Toxic children

Polly Curtis reports on new research from ChildWise into children’s digital habits. The report surveys 1,800 children at 92 schools in England - and there is plenty of interesting statics coming from the annual figures released… …84% said they read for pleasure in 2006, 80% in 2007 and 74% this year.

Rosemary Duff, ChildWise’s research director:

It’s so clear that a lot of children are fluent communicators but not in a conventional way. They aren’t readers, they are reliant on spellchecks. They are a generation abandoning print and paper, and the whole integration of technology and the way they glide from one to the other is seamless. They will be surfing the net, talking to a friend and downloading a track simultaneously. 38% of nine- to 14-year-old girls take a games console to bed at night. That is the age group of girls who used to be the most avid readers. Now they have a media hub in their rooms.

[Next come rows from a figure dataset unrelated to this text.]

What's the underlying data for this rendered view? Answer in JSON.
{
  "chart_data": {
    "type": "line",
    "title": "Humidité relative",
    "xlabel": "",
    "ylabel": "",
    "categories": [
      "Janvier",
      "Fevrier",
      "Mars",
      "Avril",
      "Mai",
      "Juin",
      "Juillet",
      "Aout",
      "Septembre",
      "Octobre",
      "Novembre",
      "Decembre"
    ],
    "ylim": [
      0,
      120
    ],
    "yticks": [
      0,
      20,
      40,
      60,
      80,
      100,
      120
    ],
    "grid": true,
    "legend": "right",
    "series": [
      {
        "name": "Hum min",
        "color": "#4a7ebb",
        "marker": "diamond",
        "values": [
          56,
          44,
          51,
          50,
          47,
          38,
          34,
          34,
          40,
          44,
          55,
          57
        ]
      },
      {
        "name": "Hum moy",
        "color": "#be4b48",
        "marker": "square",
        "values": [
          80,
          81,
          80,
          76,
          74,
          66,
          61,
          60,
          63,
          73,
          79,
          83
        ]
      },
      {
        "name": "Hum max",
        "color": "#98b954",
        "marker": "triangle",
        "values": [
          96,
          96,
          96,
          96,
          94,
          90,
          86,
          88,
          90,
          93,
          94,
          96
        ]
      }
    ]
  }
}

There’s nothing new in the statistics but Duff’s response speaks volumes - I’m not convinced that a generation reliant on spellchecking aren’t going to want to read books. Brace yerselves for the sweeping, generalised statements about how publishing could adapt:

The next step for writers should be crossing media - building an online presence and developing projects for books and reading on screen alongside interactive elements - a twitter account for a character, a simple java game for mobiles, a DS sampler with video/sound - the ideas are endless. Next year it’d be great if Duff’s comments read: “surfing the net, talking to a friend, downloading a track and reading a character feed simultaneously”.